Los crímenes cometidos por latinoamericanos en Japón provocan animosidad entre la población local y empiezan a endurecer las leyes para los inmigrantes en el país oriental.
Afectado por el fuerte descenso de la natalidad y su dependencia económica de las manufacturas para la exportación, Japón empezó a aceptar mano de obra extranjera hace dos décadas.
Actualmente, en Japón hay más de 300.000 inmigrantes procedentes de América Latina, principalmente de Brasil, muchos de ellos descendientes de japoneses que emigraron en la primera mitad del siglo pasado.
La condición de "nikkei" o "sansei" (descendientes de segunda o tercera generación de japoneses) era hasta hace poco considerada suficiente para entrar en Japón con libertad para buscar trabajo.
Junto a brasileños, peruanos y argentinos con apellidos japoneses, llegaron también emigrantes no nipones de otros países latinoamericanos que se quedaron legal o ilegalmente motivados por la bonanza laboral.
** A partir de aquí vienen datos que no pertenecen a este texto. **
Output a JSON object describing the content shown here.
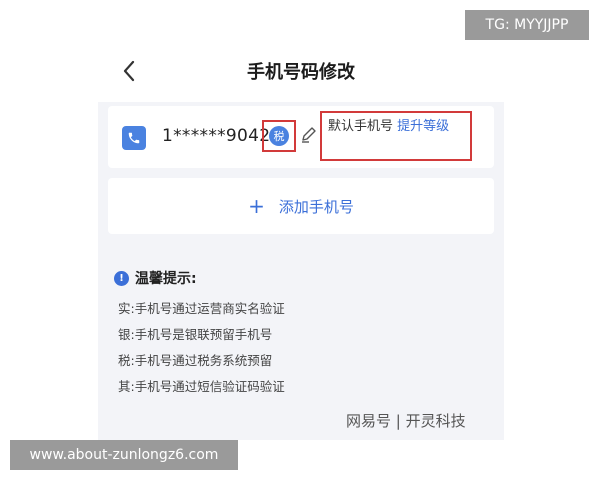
{
  "header": {
    "title": "手机号码修改"
  },
  "phone_card": {
    "number": "1******9042",
    "tax_badge": "税",
    "default_label": "默认手机号",
    "upgrade_label": "提升等级"
  },
  "add_phone": {
    "plus": "+",
    "label": "添加手机号"
  },
  "tips": {
    "icon": "!",
    "heading": "温馨提示:",
    "lines": [
      "实:手机号通过运营商实名验证",
      "银:手机号是银联预留手机号",
      "税:手机号通过税务系统预留",
      "其:手机号通过短信验证码验证"
    ]
  },
  "watermark": "网易号 | 开灵科技",
  "overlays": {
    "tg": "TG: MYYJJPP",
    "url": "www.about-zunlongz6.com"
  },
  "colors": {
    "accent": "#3b6fd8",
    "highlight_box": "#d23a3a",
    "page_bg": "#f3f4f8"
  }
}
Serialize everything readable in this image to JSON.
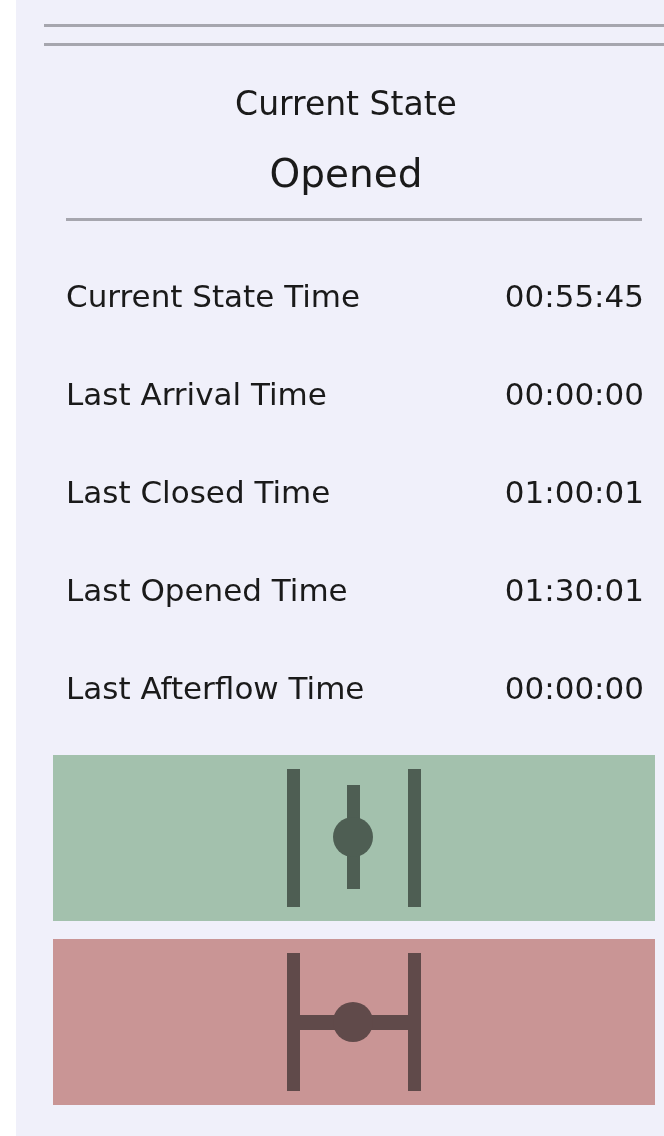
{
  "header": {
    "title": "Current State",
    "state": "Opened"
  },
  "times": [
    {
      "label": "Current State Time",
      "value": "00:55:45"
    },
    {
      "label": "Last Arrival Time",
      "value": "00:00:00"
    },
    {
      "label": "Last Closed Time",
      "value": "01:00:01"
    },
    {
      "label": "Last Opened Time",
      "value": "01:30:01"
    },
    {
      "label": "Last Afterflow Time",
      "value": "00:00:00"
    }
  ],
  "buttons": [
    {
      "kind": "open",
      "color": "#a3c1ad"
    },
    {
      "kind": "close",
      "color": "#c99595"
    }
  ]
}
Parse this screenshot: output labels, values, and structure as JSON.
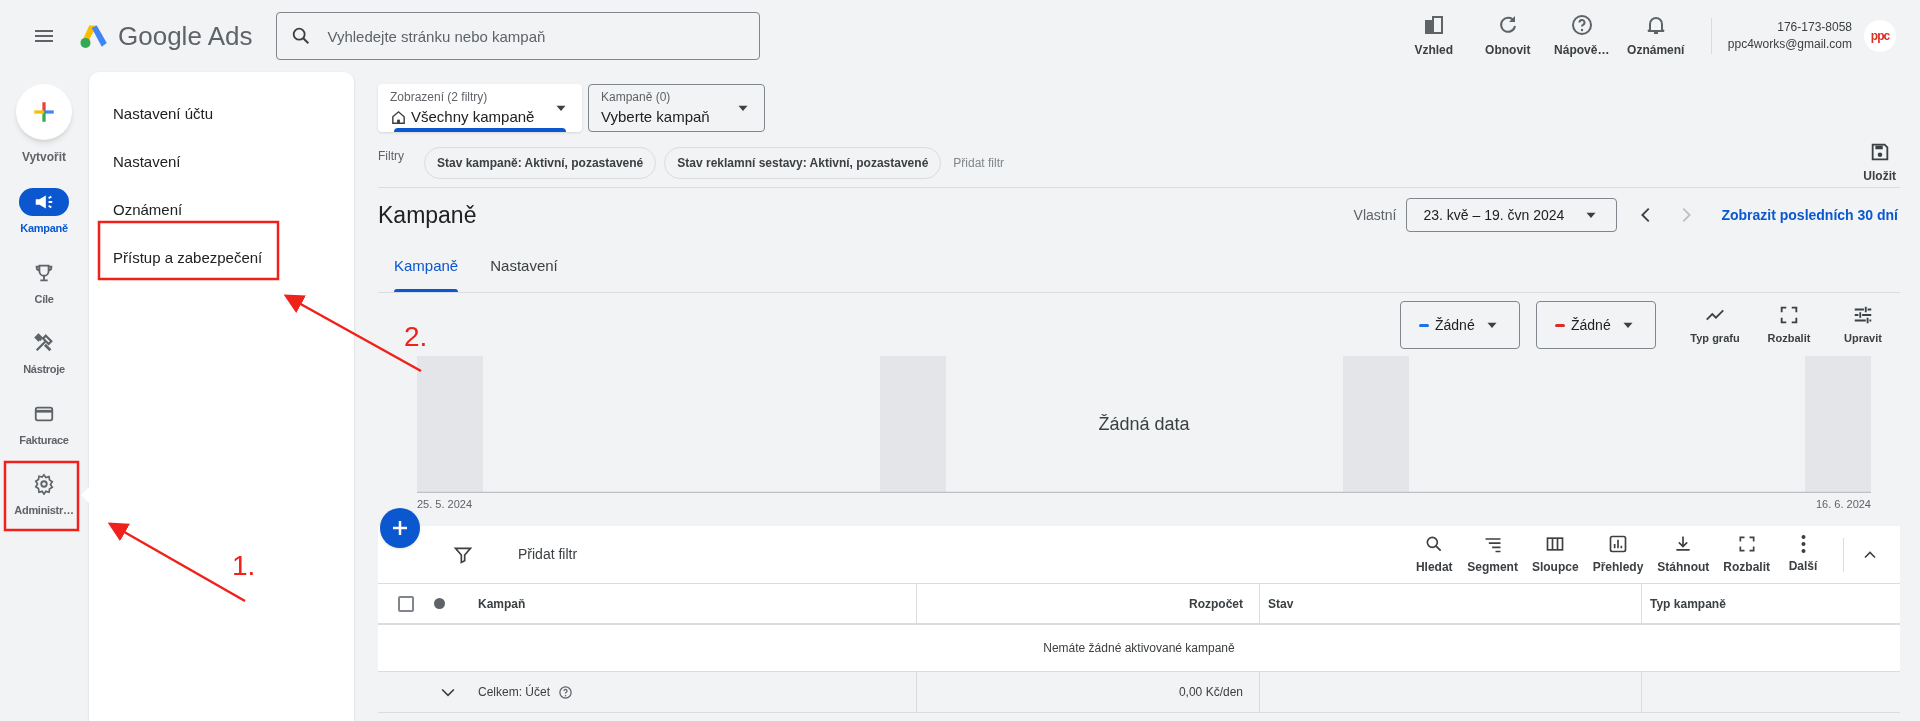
{
  "top_bar": {
    "logo_text": "Google Ads",
    "search": {
      "placeholder": "Vyhledejte stránku nebo kampaň"
    },
    "actions": [
      {
        "label": "Vzhled"
      },
      {
        "label": "Obnovit"
      },
      {
        "label": "Nápově…"
      },
      {
        "label": "Oznámení"
      }
    ],
    "account": {
      "id": "176-173-8058",
      "email": "ppc4works@gmail.com",
      "avatar_text": "ppc"
    }
  },
  "create_button": {
    "label": "Vytvořit"
  },
  "rail": [
    {
      "label": "Kampaně",
      "selected": true
    },
    {
      "label": "Cíle",
      "selected": false
    },
    {
      "label": "Nástroje",
      "selected": false
    },
    {
      "label": "Fakturace",
      "selected": false
    },
    {
      "label": "Administr…",
      "selected": false
    }
  ],
  "admin_menu": [
    "Nastavení účtu",
    "Nastavení",
    "Oznámení",
    "Přístup a zabezpečení"
  ],
  "view_selector": {
    "label": "Zobrazení (2 filtry)",
    "value": "Všechny kampaně"
  },
  "campaign_selector": {
    "label": "Kampaně (0)",
    "value": "Vyberte kampaň"
  },
  "filters": {
    "label": "Filtry",
    "chips": [
      "Stav kampaně: Aktivní, pozastavené",
      "Stav reklamní sestavy: Aktivní, pozastavené"
    ],
    "add": "Přidat filtr",
    "save": "Uložit"
  },
  "page": {
    "title": "Kampaně",
    "date_label": "Vlastní",
    "date_range": "23. kvě – 19. čvn 2024",
    "show_last": "Zobrazit posledních 30 dní"
  },
  "tabs": [
    {
      "label": "Kampaně",
      "selected": true
    },
    {
      "label": "Nastavení",
      "selected": false
    }
  ],
  "chart": {
    "metrics": [
      {
        "label": "Žádné",
        "color": "#1a73e8"
      },
      {
        "label": "Žádné",
        "color": "#d93025"
      }
    ],
    "tools": [
      "Typ grafu",
      "Rozbalit",
      "Upravit"
    ],
    "no_data": "Žádná data",
    "x_labels": [
      "25. 5. 2024",
      "16. 6. 2024"
    ]
  },
  "table": {
    "add_filter": "Přidat filtr",
    "tools": [
      "Hledat",
      "Segment",
      "Sloupce",
      "Přehledy",
      "Stáhnout",
      "Rozbalit",
      "Další"
    ],
    "select_all_checked": false,
    "columns": [
      "Kampaň",
      "Rozpočet",
      "Stav",
      "Typ kampaně"
    ],
    "empty_message": "Nemáte žádné aktivované kampaně",
    "total": {
      "label": "Celkem: Účet",
      "budget": "0,00 Kč/den"
    }
  },
  "annotations": [
    {
      "label": "1."
    },
    {
      "label": "2."
    }
  ]
}
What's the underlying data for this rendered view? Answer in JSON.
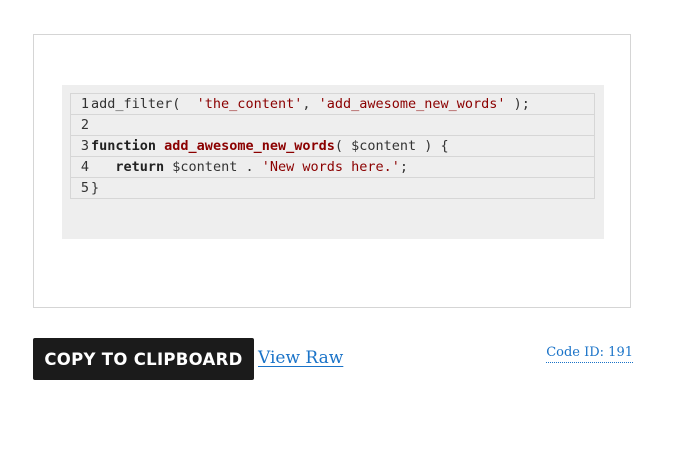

El sector automovilístico da trabajo a numerosas colonias latinoamericanas que residen en provincias cuyos pobladores han empezado a sufrir las consecuencias más negativas de la primera oleada de inmigración no asiática en su historia.
El caso más emblemático de lo que se espera en los próximos años en el terreno legal ocurre en Hamamatsu, al oeste de Tokio, donde residen cientos de brasileños.
En los pasados ocho años se han registrado en esa zona tres homicidios con víctimas japonesas en las que los sospechosos brasileños se han fugado a su país de origen protegidos por su Constitución, que prohíbe entregar nacionales a gobiernos extranjeros.